A Clotilde sugeriu um livro, que por acaso também já li e achei deveras interessante. Reforço aqui a sugestão dela, se me é permitido...
Ora bem; melhor que o cheiro a couro e a cabedal, é o cheiro a merceearias antigas, com aqueles armários que cobriam todas as paredes. Julgo que ainda há alguams para os lados de Alfama ou na encosta do castelo.
E só por causa desse título, o orson Welles deu quatro voltas na tumba. Shame on you!
Para lélé:
É bem possível. Com este Deodato, nunca se sabe; arranja cada distração mais fora do comum...
Para seila:
"Esta acção" desenrola-se na actualidade. provavelmente, o que quererias escrever é que já ouviste falar no Deodato de outros tempos. É verdade. E também é verdade que o sujeito me continua a contar as suas aventuras e desventuras, que depois eu lhe dou uns ornamentos...
Para mulhergorducha:
Caríssima:
Quem sabe se não te cruzaste mesmo com ele...
Há dois dias ele esteve apenas!? em duas sapatarias; na "Palmilha d´Ouro", no Areeiro e na "Sola de Couro" no Alto do Pina. Isto, a acreditar no que me relatou...
Talvez o encontres um dias destes; tudo é possível que esse teu amiguito é fácil de identificar... pela singularidade do nome e de andar sempre com um sorriso ao canto da boca.
Beijo grande.
Para clotilde:
Pronto. Assim já estás prevenida, se esbarrares com ele na rua ou... no interior de uma sapataria.
Creio que já folheei quaquer coisa desse Sacks; o nome diz-me qualquer coisa mas não tenho nada dele. A próxima vez que entrar numa livraria vou estar atento. Comportamentos intrigantes... pois...
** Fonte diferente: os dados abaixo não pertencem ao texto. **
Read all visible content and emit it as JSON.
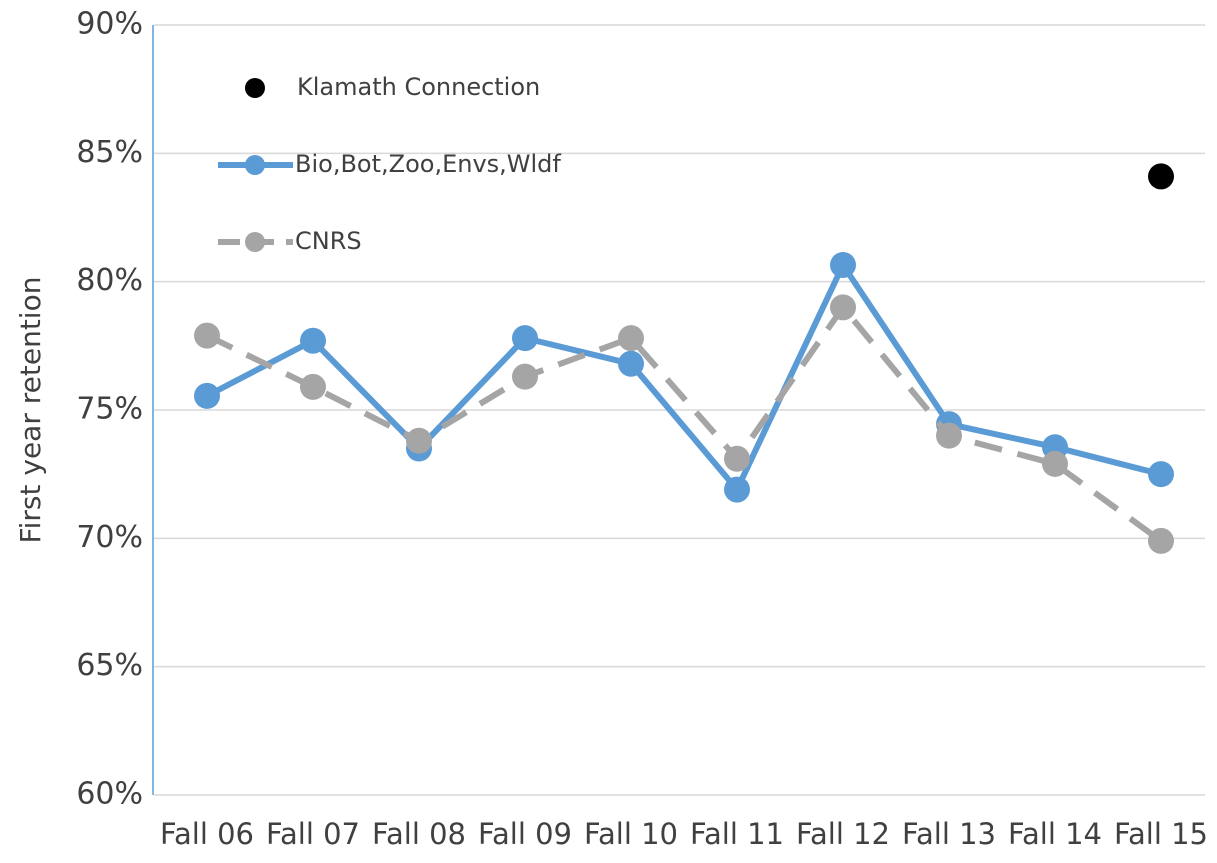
{
  "chart_data": {
    "type": "line",
    "y_label": "First year retention",
    "categories": [
      "Fall 06",
      "Fall 07",
      "Fall 08",
      "Fall 09",
      "Fall 10",
      "Fall 11",
      "Fall 12",
      "Fall 13",
      "Fall 14",
      "Fall 15"
    ],
    "series": [
      {
        "name": "Klamath Connection",
        "color": "#000000",
        "style": "markers",
        "values": [
          null,
          null,
          null,
          null,
          null,
          null,
          null,
          null,
          null,
          84.1
        ]
      },
      {
        "name": "Bio,Bot,Zoo,Envs,Wldf",
        "color": "#5b9bd5",
        "style": "solid",
        "values": [
          75.55,
          77.7,
          73.5,
          77.8,
          76.8,
          71.9,
          80.65,
          74.45,
          73.55,
          72.5
        ]
      },
      {
        "name": "CNRS",
        "color": "#a5a5a5",
        "style": "dashed",
        "values": [
          77.9,
          75.9,
          73.8,
          76.3,
          77.8,
          73.1,
          79.0,
          74.0,
          72.9,
          69.9
        ]
      }
    ],
    "ylim": [
      60,
      90
    ],
    "yticks": [
      {
        "value": 60,
        "label": "60%"
      },
      {
        "value": 65,
        "label": "65%"
      },
      {
        "value": 70,
        "label": "70%"
      },
      {
        "value": 75,
        "label": "75%"
      },
      {
        "value": 80,
        "label": "80%"
      },
      {
        "value": 85,
        "label": "85%"
      },
      {
        "value": 90,
        "label": "90%"
      }
    ],
    "grid": true,
    "legend": "top-left"
  }
}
Beijos e um óptimo fim de semana!
Para maria papoila:
Se me disseres o nome da pastelaria (perdão!, onde ando com a cabeça...) da sapataria posso saber se o Deodato passou por lá. Pelas pistas que dás, não me custa nada a crer...
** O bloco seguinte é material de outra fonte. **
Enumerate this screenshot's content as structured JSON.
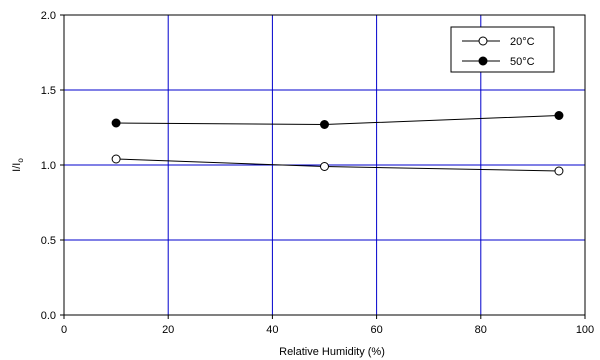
{
  "chart_data": {
    "type": "line",
    "xlabel": "Relative Humidity (%)",
    "ylabel": "I/I",
    "ylabel_subscript": "o",
    "xlim": [
      0,
      100
    ],
    "ylim": [
      0,
      2
    ],
    "x_ticks": [
      0,
      20,
      40,
      60,
      80,
      100
    ],
    "y_ticks": [
      0,
      0.5,
      1,
      1.5,
      2
    ],
    "x_tick_labels": [
      "0",
      "20",
      "40",
      "60",
      "80",
      "100"
    ],
    "y_tick_labels": [
      "0.0",
      "0.5",
      "1.0",
      "1.5",
      "2.0"
    ],
    "grid": true,
    "grid_color": "#0000cc",
    "legend_position": "top-right",
    "series": [
      {
        "name": "20°C",
        "marker": "open-circle",
        "x": [
          10,
          50,
          95
        ],
        "y": [
          1.04,
          0.99,
          0.96
        ]
      },
      {
        "name": "50°C",
        "marker": "filled-circle",
        "x": [
          10,
          50,
          95
        ],
        "y": [
          1.28,
          1.27,
          1.33
        ]
      }
    ]
  }
}
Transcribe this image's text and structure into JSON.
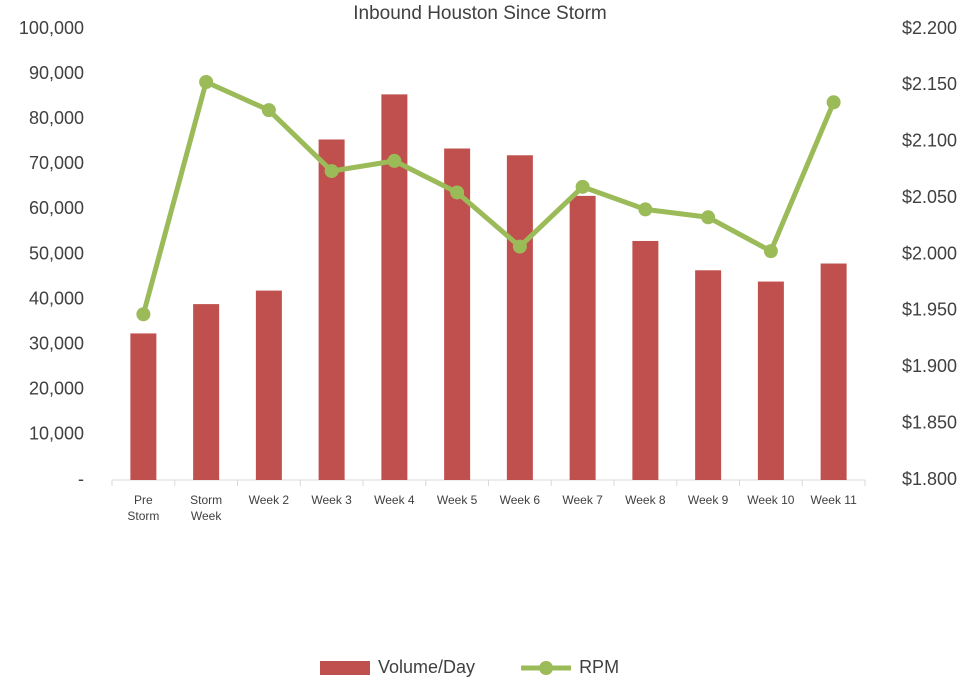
{
  "chart_data": {
    "type": "bar+line",
    "title": "Inbound Houston Since Storm",
    "categories": [
      "Pre Storm",
      "Storm Week",
      "Week 2",
      "Week 3",
      "Week 4",
      "Week 5",
      "Week 6",
      "Week 7",
      "Week 8",
      "Week 9",
      "Week 10",
      "Week 11"
    ],
    "series": [
      {
        "name": "Volume/Day",
        "type": "bar",
        "color": "#c0504d",
        "values": [
          32500,
          39000,
          42000,
          75500,
          85500,
          73500,
          72000,
          63000,
          53000,
          46500,
          44000,
          48000
        ]
      },
      {
        "name": "RPM",
        "type": "line",
        "axis": "y2",
        "color": "#9bbb59",
        "values": [
          1.947,
          2.153,
          2.128,
          2.074,
          2.083,
          2.055,
          2.007,
          2.06,
          2.04,
          2.033,
          2.003,
          2.135
        ]
      }
    ],
    "ylim": [
      0,
      100000
    ],
    "yticks": [
      {
        "value": 0,
        "label": "-"
      },
      {
        "value": 10000,
        "label": "10,000"
      },
      {
        "value": 20000,
        "label": "20,000"
      },
      {
        "value": 30000,
        "label": "30,000"
      },
      {
        "value": 40000,
        "label": "40,000"
      },
      {
        "value": 50000,
        "label": "50,000"
      },
      {
        "value": 60000,
        "label": "60,000"
      },
      {
        "value": 70000,
        "label": "70,000"
      },
      {
        "value": 80000,
        "label": "80,000"
      },
      {
        "value": 90000,
        "label": "90,000"
      },
      {
        "value": 100000,
        "label": "100,000"
      }
    ],
    "y2lim": [
      1.8,
      2.2
    ],
    "y2ticks": [
      {
        "value": 1.8,
        "label": "$1.800"
      },
      {
        "value": 1.85,
        "label": "$1.850"
      },
      {
        "value": 1.9,
        "label": "$1.900"
      },
      {
        "value": 1.95,
        "label": "$1.950"
      },
      {
        "value": 2.0,
        "label": "$2.000"
      },
      {
        "value": 2.05,
        "label": "$2.050"
      },
      {
        "value": 2.1,
        "label": "$2.100"
      },
      {
        "value": 2.15,
        "label": "$2.150"
      },
      {
        "value": 2.2,
        "label": "$2.200"
      }
    ],
    "grid": false,
    "legend": "bottom"
  }
}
"... foram para casa "marinar" a decisão..." . Pois. Depois eu é que conto histórias estapafúrdias...
Para sofia:
Eu sou mais para os Ferraris; não me importava de ter um, mesmo que passasse o resto da vida descalço... Reparavam-me lá nos pés!
Bjs.
Para @:
Já somos três; tu, o Deodato e... eu. Não é por acaso que sofro dos calos...
Para segurademim:
Tenho cá uma vaga ideia, que a minha amiga me goza à força toda; e não é de hoje nem de ontem...
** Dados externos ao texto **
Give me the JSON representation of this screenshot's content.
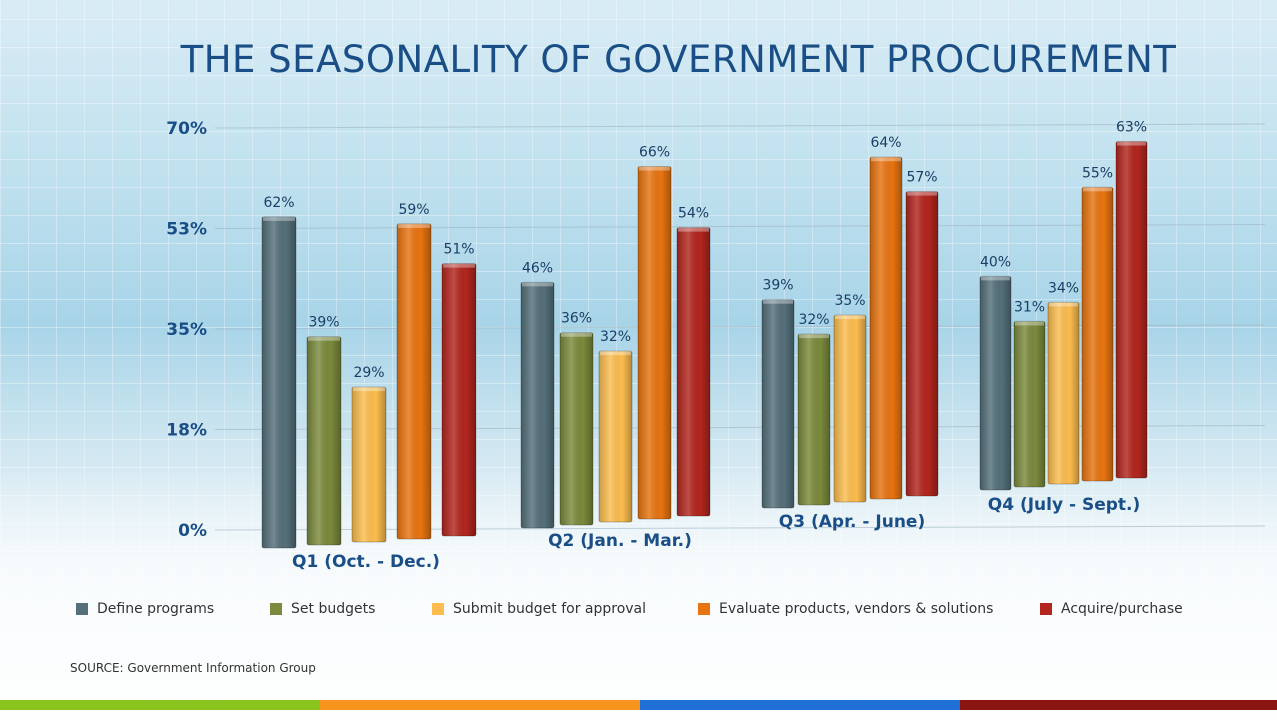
{
  "title": "THE SEASONALITY OF GOVERNMENT PROCUREMENT",
  "source": "SOURCE:  Government Information Group",
  "colors": {
    "title": "#1a4e86",
    "bottom_bars": [
      "#8cc41e",
      "#f7941d",
      "#1f6fd6",
      "#8b1511"
    ]
  },
  "chart_data": {
    "type": "bar",
    "title": "THE SEASONALITY OF GOVERNMENT PROCUREMENT",
    "categories": [
      "Q1 (Oct. - Dec.)",
      "Q2 (Jan. - Mar.)",
      "Q3 (Apr. - June)",
      "Q4 (July - Sept.)"
    ],
    "y_ticks": [
      "70%",
      "53%",
      "35%",
      "18%",
      "0%"
    ],
    "ylim": [
      0,
      70
    ],
    "grid": true,
    "legend_position": "bottom",
    "series": [
      {
        "name": "Define programs",
        "color": "#55707a",
        "values": [
          62,
          46,
          39,
          40
        ],
        "labels": [
          "62%",
          "46%",
          "39%",
          "40%"
        ]
      },
      {
        "name": "Set budgets",
        "color": "#7b8a3c",
        "values": [
          39,
          36,
          32,
          31
        ],
        "labels": [
          "39%",
          "36%",
          "32%",
          "31%"
        ]
      },
      {
        "name": "Submit budget for approval",
        "color": "#fcbd4e",
        "values": [
          29,
          32,
          35,
          34
        ],
        "labels": [
          "29%",
          "32%",
          "35%",
          "34%"
        ]
      },
      {
        "name": "Evaluate products, vendors & solutions",
        "color": "#e87411",
        "values": [
          59,
          66,
          64,
          55
        ],
        "labels": [
          "59%",
          "66%",
          "64%",
          "55%"
        ]
      },
      {
        "name": "Acquire/purchase",
        "color": "#b2261e",
        "values": [
          51,
          54,
          57,
          63
        ],
        "labels": [
          "51%",
          "54%",
          "57%",
          "63%"
        ]
      }
    ]
  }
}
Essa de " dê ao gato..." seria muito espirituosa se eu estivesse a escrever sobre sardinhas. Tudo isso para me chamar a atenção que a sua feijoada tem " montess de absolutamente... ". E se em vez de apregoar virtudes pantagruélicas me convidasse para tão afamado petisco?!
Para rui:
O "hastear da bandeira" é que me parece ter no seu comentário outra conotação... patriótica, para não lhe chamar outro nome...
O meu amigo Deodato sempre foi assim; lúcidamente inigmático...
Para lagoa azul:
Se adivinhasse que a minha estimada amiga sofria assim dos seus graciosos pés, não teria contado esta história do meu amigo Deodato.
Não fique impressionada, não?
Tenha um descansado fim de semana.
Beijos.
Para azul:
Oh! minha amiga!! "uma Deodata dentro de si?!". E isso não é incomodativo??
Há realmente muita gente que tem uma grande atracção por sapatos. Recomendo-lhe um livro a propósito: "Amor com Sapatos", de Eduardo Brum, Publicações Europa-América. Não é obra para Nobel, mas é muito curiosa e... tem sapatos....
Aguardo em ânsias, a sua comunicação sobre a coloração das folhas de árvores e fico muito feliz por ser o primeiro a sabê-lo...
Um grande abraço também para si, Azul. Até breve.
Para pé:
Welles (Orson) é uma referência. Tal como Roy Orbison, Krist Kristofferson ou June Alyson. Procuro, humildemente, seguir-lhes as pisadas (na escrita, na música e na representação), se possível... confortavelmente calçado.
Para jpd:
Caro José:
Muito interessante este teu comment; da "insustentavel leveza do ser (ou estar... calçado) à do ser Deodato. Ser ou não ser, estar ou não estar confortavelmente calçado... Mas olha que o Deodato é pró peso-pesado...
Abraço.
Para phi@:
Seré sempre o último recurso quando não se consegue calçado que se adapte ao nosso andar: ganhar asas. Eis mais uma fórmula (a tua!)para (de uma vez por todas) resolvermos o embróglio dos sapatos.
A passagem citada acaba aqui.